Woodpecker species have several interesting characteristics that allow them to successfully live their lives in the vertical world among the tree trunks. They possess zygodactyl feet; their first and fourth toes face to the rear, while their second and third toes point forward. This adaptation aids them in climbing erect surfaces, such as tree bark. Additionally, woodpecker tails are specially tailored to help support them as they climb. Their tail feathers are rigid and shaped to fl ex against a tree trunk as they search for food or excavate a nest hole.

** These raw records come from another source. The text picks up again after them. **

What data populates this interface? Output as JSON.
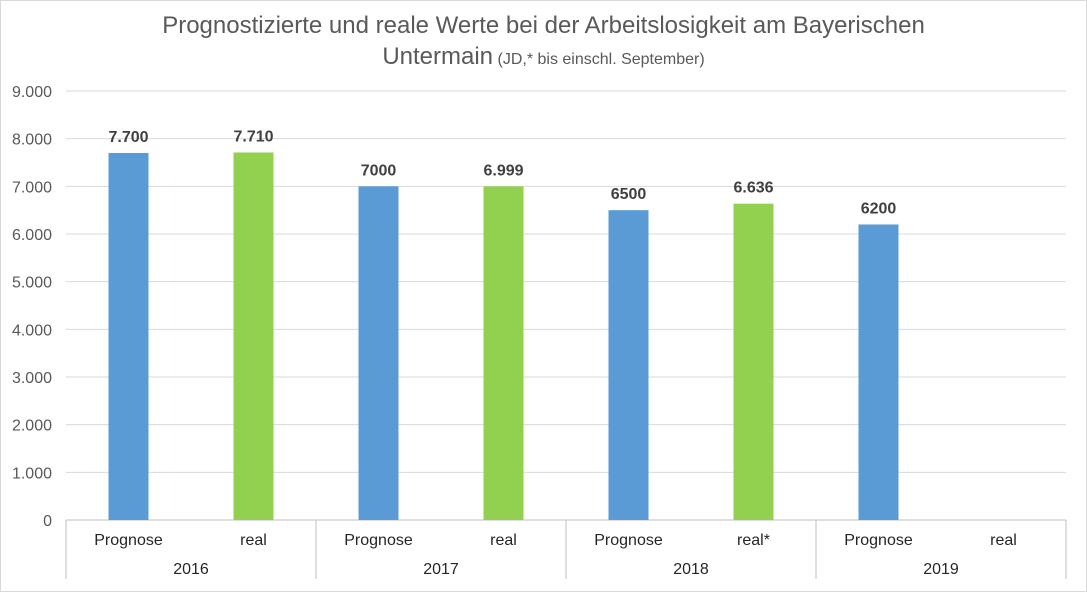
{
  "chart_data": {
    "type": "bar",
    "title": "Prognostizierte und reale Werte bei der Arbeitslosigkeit am Bayerischen",
    "title_line2": "Untermain",
    "subtitle": "(JD,* bis einschl. September)",
    "ylim": [
      0,
      9000
    ],
    "y_ticks": [
      "0",
      "1.000",
      "2.000",
      "3.000",
      "4.000",
      "5.000",
      "6.000",
      "7.000",
      "8.000",
      "9.000"
    ],
    "grid": true,
    "groups": [
      {
        "year": "2016",
        "bars": [
          {
            "label": "Prognose",
            "value": 7700,
            "data_label": "7.700",
            "series": "prognose"
          },
          {
            "label": "real",
            "value": 7710,
            "data_label": "7.710",
            "series": "real"
          }
        ]
      },
      {
        "year": "2017",
        "bars": [
          {
            "label": "Prognose",
            "value": 7000,
            "data_label": "7000",
            "series": "prognose"
          },
          {
            "label": "real",
            "value": 6999,
            "data_label": "6.999",
            "series": "real"
          }
        ]
      },
      {
        "year": "2018",
        "bars": [
          {
            "label": "Prognose",
            "value": 6500,
            "data_label": "6500",
            "series": "prognose"
          },
          {
            "label": "real*",
            "value": 6636,
            "data_label": "6.636",
            "series": "real"
          }
        ]
      },
      {
        "year": "2019",
        "bars": [
          {
            "label": "Prognose",
            "value": 6200,
            "data_label": "6200",
            "series": "prognose"
          },
          {
            "label": "real",
            "value": null,
            "data_label": "",
            "series": "real"
          }
        ]
      }
    ],
    "colors": {
      "prognose": "#5b9bd5",
      "real": "#92d050",
      "grid": "#d9d9d9",
      "axis": "#bfbfbf"
    }
  }
}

Like most woodpeckers, the Red-bellied Woodpecker’s chisel shaped bill is a powerful tool used to pry and drill tree bark in search of a meal. (Its marvelous barbed and sticky tongue then extends to probe the crevices and holes for insects.) The multi-purpose bill is able to pound open the shells of nuts, as well as excavate a nest hole in a dead tree. Come springtime it will be used to drum on a resonant surface to attract a mate and proclaim a breeding territory. (Hollow tree branches are usually the instrument of choice, but don’t be surprised if you wake to a Red-bellied Woodpecker drumming on your very musical rain gutters.) While it may seem that the bird is “sharpening” its bill, this is not the case. The drumming is merely a form of communication for woodpeckers.
Several birds are known to hoard food in the fall, and the red belly is no exception. It will use its sturdy bill and long tongue to push acorns, beechnuts, seeds and berries into tree crevices. These caches of food will be retrieved in the winter months as needed. If you notice sunflower seeds tucked behind tree bark in your yard, it may be the work of an industrious red belly.